Bild: Mit Rad im Schnee: Flüchtlinge am Grenzposten Nikel.
Moskau/Stockholm taz | Der erste Schnee ist gefallen, die Tage sind nur
noch fünf Stunden lang, am 27. November beginnt die Polarnacht. Doch dem
Verkehr auf der „arktischen“ Fluchtroute hat das bislang keinen Abbruch
getan, im Gegenteil: Mehr als 3.000 Asylsuchende sind in diesem Jahr über
die einzige Übergangsstelle an der streng bewachten Grenze zu Russland nach
Norwegen gekommen – allein rund 2.000 in den vergangenen drei Wochen. Am
Dienstag gab es mit 199 Flüchtlingen einen neuen Tagesrekord.

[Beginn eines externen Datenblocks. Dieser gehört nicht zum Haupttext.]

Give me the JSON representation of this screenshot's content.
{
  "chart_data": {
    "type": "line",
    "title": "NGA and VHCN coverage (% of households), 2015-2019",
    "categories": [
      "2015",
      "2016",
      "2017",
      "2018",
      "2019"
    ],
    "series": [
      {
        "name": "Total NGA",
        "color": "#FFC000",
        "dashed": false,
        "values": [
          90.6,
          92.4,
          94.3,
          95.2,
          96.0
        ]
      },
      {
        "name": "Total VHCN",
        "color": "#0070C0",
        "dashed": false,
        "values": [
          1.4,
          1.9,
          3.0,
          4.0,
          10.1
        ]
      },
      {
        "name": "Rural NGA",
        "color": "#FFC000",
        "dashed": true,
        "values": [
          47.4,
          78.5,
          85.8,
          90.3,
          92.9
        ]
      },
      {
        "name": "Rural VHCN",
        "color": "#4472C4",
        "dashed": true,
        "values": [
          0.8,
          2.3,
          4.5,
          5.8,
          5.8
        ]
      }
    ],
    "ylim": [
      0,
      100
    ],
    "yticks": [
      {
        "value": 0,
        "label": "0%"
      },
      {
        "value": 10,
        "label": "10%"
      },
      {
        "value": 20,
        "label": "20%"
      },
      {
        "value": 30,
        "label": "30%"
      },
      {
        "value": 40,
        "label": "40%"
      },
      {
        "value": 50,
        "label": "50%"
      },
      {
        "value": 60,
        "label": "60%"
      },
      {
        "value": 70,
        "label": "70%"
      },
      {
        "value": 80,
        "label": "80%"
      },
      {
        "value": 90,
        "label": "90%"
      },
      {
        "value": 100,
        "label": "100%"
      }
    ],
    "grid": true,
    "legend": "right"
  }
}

Im Februar, als die ersten sechs Flüchtlinge aus Syrien vom russischen
Nikel ins norwegische Storskog rollten, war die Route rund 400 Kilometer
nördlich des Polarkreises noch ein Geheimtipp. Norwegen hieß die seltenen
Gäste willkommen und brachte sie vor Ort im besten Hotel unter. Ein paar
Tage Erholung, dann ging es mit dem Flugzeug weiter nach Oslo, wo die
Asylformalitäten erledigt wurden. Die Gäste priesen in den sozialen Medien
Norwegens hohen Norden.
Im Mai kamen schon erheblich mehr. Nicht nur Syrer, auch Afghanen und
Iraker. Die schnellste, sicherste und günstigste Verbindung aus dem Nahen
Osten in den Schengenraum führt von Beirut über Moskau nach Murmansk an der
Barentssee und weiter bis Nikel. Die 4.000 Kilometer sind in weniger als
zwei Tagen zu bewältigen. Bis Murmansk gibt es eine Flugverbindung, von
dort geht es im Taxi 300 Kilometer weiter in den karelischen Grenzort.

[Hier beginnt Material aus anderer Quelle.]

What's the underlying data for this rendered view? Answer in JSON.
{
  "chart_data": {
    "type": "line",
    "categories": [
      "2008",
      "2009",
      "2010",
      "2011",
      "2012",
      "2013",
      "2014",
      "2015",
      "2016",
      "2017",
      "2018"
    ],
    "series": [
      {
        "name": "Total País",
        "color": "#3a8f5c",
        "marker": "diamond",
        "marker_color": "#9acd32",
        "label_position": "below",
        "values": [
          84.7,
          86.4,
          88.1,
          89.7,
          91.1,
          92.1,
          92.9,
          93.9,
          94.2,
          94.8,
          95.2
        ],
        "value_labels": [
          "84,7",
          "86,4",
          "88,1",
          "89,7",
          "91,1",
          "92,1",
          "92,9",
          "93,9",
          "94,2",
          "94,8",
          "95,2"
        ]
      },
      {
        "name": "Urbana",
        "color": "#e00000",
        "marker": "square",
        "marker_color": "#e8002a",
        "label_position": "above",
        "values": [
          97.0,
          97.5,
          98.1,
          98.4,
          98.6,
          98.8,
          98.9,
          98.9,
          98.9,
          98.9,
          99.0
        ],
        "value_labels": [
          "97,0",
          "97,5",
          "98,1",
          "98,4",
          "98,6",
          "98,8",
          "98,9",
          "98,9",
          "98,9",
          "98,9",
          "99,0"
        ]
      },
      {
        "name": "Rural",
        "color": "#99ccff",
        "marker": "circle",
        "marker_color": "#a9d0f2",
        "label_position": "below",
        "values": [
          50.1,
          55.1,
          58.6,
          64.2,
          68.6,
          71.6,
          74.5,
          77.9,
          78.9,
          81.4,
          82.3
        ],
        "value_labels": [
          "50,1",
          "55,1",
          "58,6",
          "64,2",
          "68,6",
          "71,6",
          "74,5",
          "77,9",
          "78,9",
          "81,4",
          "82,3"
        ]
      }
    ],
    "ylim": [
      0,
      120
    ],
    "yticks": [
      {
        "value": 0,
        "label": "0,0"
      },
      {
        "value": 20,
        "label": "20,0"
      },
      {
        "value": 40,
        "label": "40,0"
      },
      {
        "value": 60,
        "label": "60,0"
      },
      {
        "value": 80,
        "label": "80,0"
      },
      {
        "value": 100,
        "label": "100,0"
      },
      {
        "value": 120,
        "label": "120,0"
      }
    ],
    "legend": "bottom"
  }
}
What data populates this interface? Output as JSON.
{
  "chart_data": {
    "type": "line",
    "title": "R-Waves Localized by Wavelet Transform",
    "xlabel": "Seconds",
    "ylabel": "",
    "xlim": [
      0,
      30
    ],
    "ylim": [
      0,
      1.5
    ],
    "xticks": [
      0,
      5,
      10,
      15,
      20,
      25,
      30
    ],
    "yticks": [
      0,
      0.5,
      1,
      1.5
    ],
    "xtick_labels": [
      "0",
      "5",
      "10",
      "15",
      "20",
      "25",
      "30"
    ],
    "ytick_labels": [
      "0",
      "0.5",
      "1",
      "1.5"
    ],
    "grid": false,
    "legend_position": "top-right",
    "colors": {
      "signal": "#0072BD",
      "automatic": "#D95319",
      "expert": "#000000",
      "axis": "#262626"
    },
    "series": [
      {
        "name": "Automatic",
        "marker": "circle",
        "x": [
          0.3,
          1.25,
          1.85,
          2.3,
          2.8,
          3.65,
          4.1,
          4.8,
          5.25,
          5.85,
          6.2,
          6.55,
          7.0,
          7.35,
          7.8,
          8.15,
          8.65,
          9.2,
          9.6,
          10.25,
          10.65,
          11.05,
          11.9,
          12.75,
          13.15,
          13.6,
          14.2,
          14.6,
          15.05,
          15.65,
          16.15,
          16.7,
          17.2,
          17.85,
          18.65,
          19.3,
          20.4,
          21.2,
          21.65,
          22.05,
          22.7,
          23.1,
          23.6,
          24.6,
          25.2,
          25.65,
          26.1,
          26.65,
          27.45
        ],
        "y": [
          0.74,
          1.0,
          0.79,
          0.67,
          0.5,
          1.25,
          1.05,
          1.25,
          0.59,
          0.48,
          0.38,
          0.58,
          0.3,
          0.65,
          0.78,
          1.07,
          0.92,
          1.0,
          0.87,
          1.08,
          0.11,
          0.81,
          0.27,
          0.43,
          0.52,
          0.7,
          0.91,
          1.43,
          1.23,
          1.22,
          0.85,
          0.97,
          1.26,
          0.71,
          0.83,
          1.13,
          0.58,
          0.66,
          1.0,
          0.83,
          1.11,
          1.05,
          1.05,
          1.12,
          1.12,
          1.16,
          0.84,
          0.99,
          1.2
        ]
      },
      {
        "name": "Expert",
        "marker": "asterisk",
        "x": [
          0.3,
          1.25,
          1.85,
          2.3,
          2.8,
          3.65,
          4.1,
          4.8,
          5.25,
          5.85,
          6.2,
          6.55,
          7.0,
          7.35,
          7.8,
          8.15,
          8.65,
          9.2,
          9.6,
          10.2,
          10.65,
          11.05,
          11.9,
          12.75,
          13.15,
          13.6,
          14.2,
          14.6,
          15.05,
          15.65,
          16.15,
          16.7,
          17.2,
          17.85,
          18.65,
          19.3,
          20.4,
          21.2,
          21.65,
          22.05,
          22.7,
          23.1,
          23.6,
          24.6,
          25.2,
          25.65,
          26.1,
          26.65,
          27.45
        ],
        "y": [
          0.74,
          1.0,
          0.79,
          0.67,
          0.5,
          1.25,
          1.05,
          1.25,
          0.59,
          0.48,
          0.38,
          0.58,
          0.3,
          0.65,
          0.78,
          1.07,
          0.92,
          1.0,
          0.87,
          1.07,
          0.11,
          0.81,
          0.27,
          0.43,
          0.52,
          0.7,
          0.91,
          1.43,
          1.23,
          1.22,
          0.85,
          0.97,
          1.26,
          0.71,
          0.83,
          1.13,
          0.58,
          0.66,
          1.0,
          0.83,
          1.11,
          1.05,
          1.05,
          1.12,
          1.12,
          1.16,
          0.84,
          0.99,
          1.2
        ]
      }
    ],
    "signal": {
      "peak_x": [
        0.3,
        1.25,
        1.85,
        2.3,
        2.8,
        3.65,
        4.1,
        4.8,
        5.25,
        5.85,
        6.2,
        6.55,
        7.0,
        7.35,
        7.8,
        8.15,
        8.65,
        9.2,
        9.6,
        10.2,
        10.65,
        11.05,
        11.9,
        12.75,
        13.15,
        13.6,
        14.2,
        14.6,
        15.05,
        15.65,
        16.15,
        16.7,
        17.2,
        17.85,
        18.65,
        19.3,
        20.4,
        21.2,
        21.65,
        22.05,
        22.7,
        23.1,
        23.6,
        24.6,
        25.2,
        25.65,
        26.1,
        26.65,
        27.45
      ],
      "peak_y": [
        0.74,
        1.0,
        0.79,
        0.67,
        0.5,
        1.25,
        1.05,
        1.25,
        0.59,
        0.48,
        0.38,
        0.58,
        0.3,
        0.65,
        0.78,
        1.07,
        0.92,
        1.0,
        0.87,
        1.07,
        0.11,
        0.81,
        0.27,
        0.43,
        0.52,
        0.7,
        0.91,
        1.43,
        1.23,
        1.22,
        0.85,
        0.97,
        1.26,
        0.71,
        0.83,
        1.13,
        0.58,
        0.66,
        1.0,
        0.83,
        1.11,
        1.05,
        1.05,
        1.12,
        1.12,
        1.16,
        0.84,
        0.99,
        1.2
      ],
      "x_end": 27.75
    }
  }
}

Neben dem kleinen Abfertigungsgebäude am Grenzposten hat der norwegische
Zoll jetzt ein Zelt aufgebaut. Dahinter türmt sich ein Berg von Fahrrädern.
Denn die Grenze darf hier nicht zu Fuß überquert werden – so haben es
Moskau und Oslo vereinbart, als dieser Übergang 2003 feierlich eröffnet
wurde. Wer nicht auf mindestens zwei Rädern am russischen Kontrollposten
ankommt, wird abgewiesen. Nur für Kleinkinder und Schwangere wird
inzwischen eine Ausnahme gemacht.
## Wucherpreise für rostige Räder
In Nikel werden mittlerweile Wucherpreise für rostige Drahtesel verlangt.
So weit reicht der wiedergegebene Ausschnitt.